Système intestinal souffrant d’un violent syndrome de dumping, véritable machine à digérer les ministres – sept s’y sont succédé dans les huit dernières années – on s’attend à une chose du ministère de l’Éducation du Québec : qu’il soit, dans l’état actuel, incapable d’une vision inspirée du domaine qu’il est sensé organiser et régir. Tout premier ministre faisant de l’éducation sa priorité devrait conséquemment nommer à la tête de ce ministère de la première importance quelqu’un qui soit à la fois un intellectuel et un homme à poigne. On devait donc espérer cela de Sébastien Proulx, l’actuel ministre. Son plus récent ouvrage paru aux éditions du Septentrion, sur la couverture duquel on le voit posant dans une bibliothèque scolaire devant un livre sur Churchill, un autre sur mère Térésa et un dernier sur le pape François, nous permet de voir que, hélas !, s’il possède bel et bien une vision globale de ce que devrait être l’éducation au Québec, Proulx n’a pas eu la poigne nécessaire pour la mettre en œuvre.
Tout au long des 136 pages de son essai, le ministre-auteur nous révèle quelques thèmes lui étant chers, mais aussi son incapacité à arriver à ses fins, à dominer suffisamment son ministère pour mettre en place la vision qu’on sent qu’il porte en lui.
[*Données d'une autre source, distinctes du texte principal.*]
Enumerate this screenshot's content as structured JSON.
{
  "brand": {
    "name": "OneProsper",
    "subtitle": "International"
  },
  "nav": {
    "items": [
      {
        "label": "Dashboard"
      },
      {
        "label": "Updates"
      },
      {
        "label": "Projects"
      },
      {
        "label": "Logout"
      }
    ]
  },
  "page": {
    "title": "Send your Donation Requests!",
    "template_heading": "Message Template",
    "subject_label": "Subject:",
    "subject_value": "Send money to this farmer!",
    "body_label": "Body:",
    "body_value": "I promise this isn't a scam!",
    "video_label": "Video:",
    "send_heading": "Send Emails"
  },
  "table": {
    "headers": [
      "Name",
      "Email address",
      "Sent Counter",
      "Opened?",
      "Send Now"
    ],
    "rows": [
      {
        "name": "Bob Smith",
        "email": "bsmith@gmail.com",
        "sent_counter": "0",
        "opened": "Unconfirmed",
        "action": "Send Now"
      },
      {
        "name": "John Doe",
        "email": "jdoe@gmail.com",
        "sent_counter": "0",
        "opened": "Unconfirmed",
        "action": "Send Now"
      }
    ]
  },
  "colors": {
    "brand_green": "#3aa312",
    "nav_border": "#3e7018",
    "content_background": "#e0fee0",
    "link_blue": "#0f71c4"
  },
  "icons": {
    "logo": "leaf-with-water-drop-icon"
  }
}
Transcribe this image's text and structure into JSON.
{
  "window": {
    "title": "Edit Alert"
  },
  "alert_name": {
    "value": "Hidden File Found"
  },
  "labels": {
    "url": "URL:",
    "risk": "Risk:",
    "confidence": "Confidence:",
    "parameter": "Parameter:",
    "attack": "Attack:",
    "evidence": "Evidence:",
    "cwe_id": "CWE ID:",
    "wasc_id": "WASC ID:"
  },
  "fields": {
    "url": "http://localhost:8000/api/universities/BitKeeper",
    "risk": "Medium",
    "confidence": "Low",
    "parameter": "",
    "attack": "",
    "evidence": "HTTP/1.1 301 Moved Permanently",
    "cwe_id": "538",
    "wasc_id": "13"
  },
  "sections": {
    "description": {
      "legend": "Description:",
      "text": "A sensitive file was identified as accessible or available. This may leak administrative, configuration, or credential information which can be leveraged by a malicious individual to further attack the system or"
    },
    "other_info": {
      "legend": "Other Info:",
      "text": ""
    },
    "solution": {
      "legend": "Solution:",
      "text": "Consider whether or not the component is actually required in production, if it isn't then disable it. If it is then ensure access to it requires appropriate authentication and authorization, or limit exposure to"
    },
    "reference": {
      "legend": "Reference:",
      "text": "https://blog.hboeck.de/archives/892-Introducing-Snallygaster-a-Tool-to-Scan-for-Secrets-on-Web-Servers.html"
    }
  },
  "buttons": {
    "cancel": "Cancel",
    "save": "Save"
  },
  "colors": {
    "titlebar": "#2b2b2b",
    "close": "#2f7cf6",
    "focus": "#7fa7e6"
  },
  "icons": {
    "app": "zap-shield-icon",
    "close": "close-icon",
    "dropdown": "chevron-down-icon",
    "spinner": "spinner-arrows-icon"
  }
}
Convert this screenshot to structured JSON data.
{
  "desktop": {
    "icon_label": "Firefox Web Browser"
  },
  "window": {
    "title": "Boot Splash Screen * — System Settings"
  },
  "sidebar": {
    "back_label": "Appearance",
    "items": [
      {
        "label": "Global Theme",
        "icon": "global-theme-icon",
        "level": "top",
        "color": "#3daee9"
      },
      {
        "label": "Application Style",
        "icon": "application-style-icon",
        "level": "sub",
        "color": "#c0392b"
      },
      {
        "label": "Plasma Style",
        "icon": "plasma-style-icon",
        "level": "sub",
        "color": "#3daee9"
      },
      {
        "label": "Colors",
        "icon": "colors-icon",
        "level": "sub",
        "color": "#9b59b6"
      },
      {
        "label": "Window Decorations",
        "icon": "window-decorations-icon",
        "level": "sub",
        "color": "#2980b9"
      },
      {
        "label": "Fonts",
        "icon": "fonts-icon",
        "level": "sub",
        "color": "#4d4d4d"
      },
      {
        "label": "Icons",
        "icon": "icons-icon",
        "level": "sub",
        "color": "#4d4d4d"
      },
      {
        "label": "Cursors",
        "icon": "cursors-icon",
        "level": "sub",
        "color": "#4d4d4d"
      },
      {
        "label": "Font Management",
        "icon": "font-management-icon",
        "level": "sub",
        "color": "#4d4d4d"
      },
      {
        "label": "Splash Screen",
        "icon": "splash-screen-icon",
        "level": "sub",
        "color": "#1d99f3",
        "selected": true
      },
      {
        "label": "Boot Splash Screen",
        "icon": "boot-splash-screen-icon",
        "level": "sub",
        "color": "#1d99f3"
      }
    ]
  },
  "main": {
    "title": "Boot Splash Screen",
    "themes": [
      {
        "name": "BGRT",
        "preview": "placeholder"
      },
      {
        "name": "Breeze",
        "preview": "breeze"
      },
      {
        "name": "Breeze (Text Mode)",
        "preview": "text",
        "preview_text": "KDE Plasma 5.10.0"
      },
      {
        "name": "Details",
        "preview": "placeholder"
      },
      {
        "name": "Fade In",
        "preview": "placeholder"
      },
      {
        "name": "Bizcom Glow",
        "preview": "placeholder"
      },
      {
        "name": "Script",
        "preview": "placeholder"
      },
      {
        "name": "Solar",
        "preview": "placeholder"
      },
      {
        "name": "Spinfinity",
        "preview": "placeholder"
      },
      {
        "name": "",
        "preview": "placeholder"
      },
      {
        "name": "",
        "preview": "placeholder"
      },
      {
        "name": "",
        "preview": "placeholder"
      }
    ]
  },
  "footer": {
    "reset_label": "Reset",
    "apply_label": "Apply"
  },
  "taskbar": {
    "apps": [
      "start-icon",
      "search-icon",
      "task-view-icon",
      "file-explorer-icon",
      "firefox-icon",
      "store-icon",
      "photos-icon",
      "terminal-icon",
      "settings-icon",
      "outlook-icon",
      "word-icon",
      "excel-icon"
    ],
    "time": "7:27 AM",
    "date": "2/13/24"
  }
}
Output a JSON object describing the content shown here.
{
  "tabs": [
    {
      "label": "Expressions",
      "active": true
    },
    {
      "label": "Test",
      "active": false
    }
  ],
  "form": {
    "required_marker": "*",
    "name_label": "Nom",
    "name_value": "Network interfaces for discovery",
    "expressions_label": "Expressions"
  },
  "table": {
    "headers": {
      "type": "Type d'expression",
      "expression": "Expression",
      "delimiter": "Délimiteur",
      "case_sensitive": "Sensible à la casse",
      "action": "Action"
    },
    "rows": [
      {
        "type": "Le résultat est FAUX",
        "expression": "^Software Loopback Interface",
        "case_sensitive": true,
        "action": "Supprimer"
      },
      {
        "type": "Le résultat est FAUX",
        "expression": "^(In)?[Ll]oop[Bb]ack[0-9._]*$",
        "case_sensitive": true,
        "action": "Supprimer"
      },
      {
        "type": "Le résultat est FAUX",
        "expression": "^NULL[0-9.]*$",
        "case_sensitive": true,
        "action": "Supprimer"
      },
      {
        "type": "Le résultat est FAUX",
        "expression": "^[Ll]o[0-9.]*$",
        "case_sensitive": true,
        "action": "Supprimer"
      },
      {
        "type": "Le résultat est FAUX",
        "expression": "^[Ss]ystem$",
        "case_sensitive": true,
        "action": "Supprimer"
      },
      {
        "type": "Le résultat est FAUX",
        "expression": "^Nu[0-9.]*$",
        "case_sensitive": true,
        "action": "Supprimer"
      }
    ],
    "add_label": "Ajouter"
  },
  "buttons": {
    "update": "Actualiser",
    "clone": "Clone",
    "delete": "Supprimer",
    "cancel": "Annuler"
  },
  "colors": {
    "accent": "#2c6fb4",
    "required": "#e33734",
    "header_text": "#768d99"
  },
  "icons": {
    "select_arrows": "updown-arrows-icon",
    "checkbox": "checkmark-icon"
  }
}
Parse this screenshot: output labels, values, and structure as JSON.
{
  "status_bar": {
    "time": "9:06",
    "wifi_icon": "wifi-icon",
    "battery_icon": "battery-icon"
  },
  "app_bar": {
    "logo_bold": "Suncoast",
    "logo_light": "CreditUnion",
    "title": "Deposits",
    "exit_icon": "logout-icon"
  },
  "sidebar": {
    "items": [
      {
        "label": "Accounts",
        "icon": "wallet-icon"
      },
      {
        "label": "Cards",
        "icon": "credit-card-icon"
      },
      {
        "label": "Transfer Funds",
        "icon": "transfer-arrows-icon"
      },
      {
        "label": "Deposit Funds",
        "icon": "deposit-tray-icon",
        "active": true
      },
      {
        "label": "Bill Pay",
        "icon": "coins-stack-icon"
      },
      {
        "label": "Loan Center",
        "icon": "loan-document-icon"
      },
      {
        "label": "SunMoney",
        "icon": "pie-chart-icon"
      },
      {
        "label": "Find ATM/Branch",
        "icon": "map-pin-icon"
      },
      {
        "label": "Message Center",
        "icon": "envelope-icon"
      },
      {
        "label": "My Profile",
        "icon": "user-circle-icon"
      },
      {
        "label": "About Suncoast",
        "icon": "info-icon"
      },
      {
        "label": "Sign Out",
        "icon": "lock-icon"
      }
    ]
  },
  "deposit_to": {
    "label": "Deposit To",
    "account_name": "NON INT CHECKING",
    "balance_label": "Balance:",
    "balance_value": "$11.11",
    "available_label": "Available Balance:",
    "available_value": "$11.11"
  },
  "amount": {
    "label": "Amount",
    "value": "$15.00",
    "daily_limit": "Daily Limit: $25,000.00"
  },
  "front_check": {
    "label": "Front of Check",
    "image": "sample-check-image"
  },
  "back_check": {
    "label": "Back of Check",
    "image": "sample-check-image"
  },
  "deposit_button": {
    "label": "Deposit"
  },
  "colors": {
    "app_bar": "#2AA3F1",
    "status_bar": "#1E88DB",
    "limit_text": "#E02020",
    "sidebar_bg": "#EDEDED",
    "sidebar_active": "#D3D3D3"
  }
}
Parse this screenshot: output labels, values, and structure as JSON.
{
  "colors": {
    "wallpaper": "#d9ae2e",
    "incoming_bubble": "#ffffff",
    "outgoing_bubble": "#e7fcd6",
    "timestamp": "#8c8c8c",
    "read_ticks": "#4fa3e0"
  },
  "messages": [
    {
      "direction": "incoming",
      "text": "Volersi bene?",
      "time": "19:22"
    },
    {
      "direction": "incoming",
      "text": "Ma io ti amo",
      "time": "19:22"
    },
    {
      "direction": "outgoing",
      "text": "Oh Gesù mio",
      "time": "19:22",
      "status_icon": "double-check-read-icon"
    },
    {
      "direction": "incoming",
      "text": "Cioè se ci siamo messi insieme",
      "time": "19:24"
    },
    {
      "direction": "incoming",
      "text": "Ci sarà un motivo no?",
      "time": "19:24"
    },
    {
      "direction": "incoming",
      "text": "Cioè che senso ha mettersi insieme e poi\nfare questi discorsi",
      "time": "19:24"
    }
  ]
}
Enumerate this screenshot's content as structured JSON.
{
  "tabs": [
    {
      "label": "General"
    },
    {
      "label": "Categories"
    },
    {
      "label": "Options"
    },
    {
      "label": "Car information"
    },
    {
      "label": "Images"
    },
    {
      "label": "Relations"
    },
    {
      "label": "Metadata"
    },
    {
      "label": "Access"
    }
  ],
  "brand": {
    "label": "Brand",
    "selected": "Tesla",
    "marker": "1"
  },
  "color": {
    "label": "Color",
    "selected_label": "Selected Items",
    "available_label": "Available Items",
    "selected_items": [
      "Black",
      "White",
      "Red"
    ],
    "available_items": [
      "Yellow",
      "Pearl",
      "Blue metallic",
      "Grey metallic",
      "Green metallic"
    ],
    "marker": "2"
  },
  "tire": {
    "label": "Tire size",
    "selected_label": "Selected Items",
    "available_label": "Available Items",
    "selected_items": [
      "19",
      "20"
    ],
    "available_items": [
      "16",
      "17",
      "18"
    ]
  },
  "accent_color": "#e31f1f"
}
Passons outre, comme il le souhaite, son appartenance au Parti libéral du Québec, que nous ne saurions d’aucune manière approuver, et intéressons-nous au contenu de son livre.
Divisé en quatre parties et en quatorze courts chapitres, Un Québec libre est un Québec qui sait lire et écrire s’approche de l’essai politicien à la française, pays où les hommes et les femmes de pouvoir publient régulièrement des ouvrages contenant l’état de leurs réflexions sur un sujet donné. Donnons un point pour cela au ministre Proulx : il est un des pionniers au Québec en la matière. La réflexion citoyenne, le lien entre les intellectuels et le pouvoir et entre le peuple et la gouvernance seraient fortement renforcés si de pareilles initiatives étaient prises par plus de ministres et de députés de l’opposition. La publication d’ouvrages politiques assez simples pour être accessibles au plus grand nombre, mais assez substantiels pour susciter l’intérêt des commentateurs contribuerait certainement à redynamiser la politique du Québec. On salue donc l’effort du ministre Proulx. Par contre, son livre, se voulant accessible, donne parfois l’impression de donner dans les formules convenues plus que dans la réflexion de fond. Quelques exemples.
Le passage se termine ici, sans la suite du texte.